Welcome to the community here! Take a look around, names don't always depict character...

Jump right on into the discussions, we'd love to hear from you!!


----------



## Wayne Simpson (Mar 29, 2013)

Thank you "*Bro. Stewart*", appreciate your welcoming message.


----------



## Blake Bowden (Mar 29, 2013)

Welcome!


----------



## cog41 (Mar 29, 2013)

Greetings!


----------



## credo73 (Mar 30, 2013)

Welcome. 

Freemason Connect Mobile


----------



## DJGurkins (Mar 30, 2013)

Welcome Brother and enjoy the Camaraderie through freemasonry 

Freemason Connect Mobile


----------



## towerbuilder7 (Mar 30, 2013)

Welcome, brother...........you will enjoy the exchange of information and fellowship on this forum.......there are a multitude of topics to browse, and quite a few masonic scholars on here from whom i've had to privilege of learning.......enjoy!!

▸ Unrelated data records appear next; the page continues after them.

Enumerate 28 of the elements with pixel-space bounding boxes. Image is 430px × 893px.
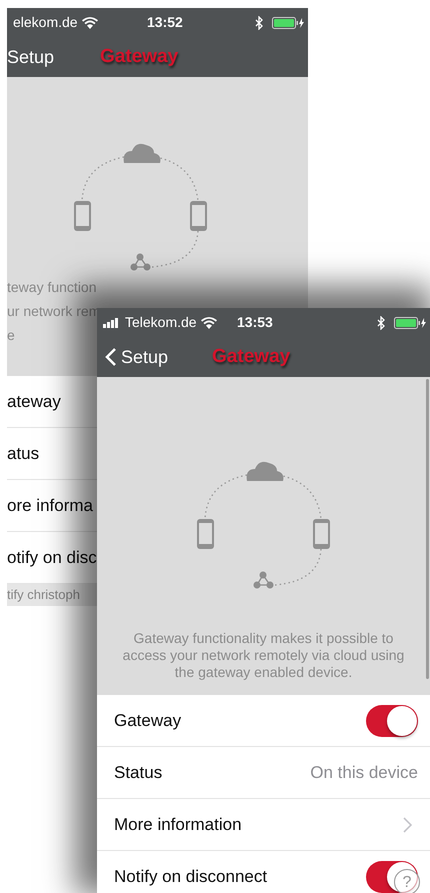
wifi-icon [82, 16, 98, 28]
chevron-right-icon [403, 816, 412, 832]
toggle-switch[interactable] [366, 704, 418, 736]
carrier-name: elekom.de [13, 13, 78, 32]
toggle-switch[interactable] [366, 860, 418, 892]
battery-charging-icon [394, 316, 426, 328]
row-label: atus [7, 442, 40, 465]
status-time: 13:53 [237, 313, 273, 332]
status-time: 13:52 [147, 13, 183, 32]
row-label: ore informa [7, 494, 93, 517]
back-link[interactable]: Setup [7, 44, 54, 70]
bluetooth-icon [255, 16, 264, 30]
description-text: Gateway functionality makes it possible to access your network remotely via cloud using the gateway enabled device. [122, 630, 406, 681]
carrier-name: Telekom.de [125, 313, 197, 332]
battery-charging-icon [272, 16, 304, 28]
row-label: Status [114, 762, 162, 784]
screen-title: Gateway [100, 44, 178, 69]
screen-title: Gateway [212, 344, 290, 369]
description-text-fragment: e [7, 327, 15, 344]
status-value: On this device [310, 762, 418, 784]
row-label: otify on disc [7, 546, 97, 569]
bluetooth-icon [377, 316, 386, 330]
more-information-row[interactable]: More information [97, 799, 430, 851]
row-label: ateway [7, 390, 61, 413]
row-label: Gateway [114, 710, 182, 732]
wifi-icon [200, 316, 217, 328]
back-link[interactable]: Setup [97, 344, 168, 370]
row-label: Notify on disconnect [114, 866, 268, 888]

Bro. Vincent c. Jones, sr., bayou city lodge #228, pha
prince hall affiliation, free and accepted masonry, houston, texas
most worshipful prince hall grand lodge of texas


----------



## Ashlar76 (Mar 31, 2013)

Welcome to the community.


Freemason Connect Mobile


----------



## Benjamin Baxter (Mar 31, 2013)

Brothers always have something in common.  Enjoy the forums, I know that I do. It is a wonderful place to get answers from the more experienced bretheren. :what:

Freemason Connect Mobile


----------



## Brent Heilman (Apr 1, 2013)

Welcome to the forums. You will find many Brothers here from all over the world, literally. We look forward to hearing your thoughts.


----------



## daddyrich (Apr 1, 2013)

Greetings from Southern California, brother.


----------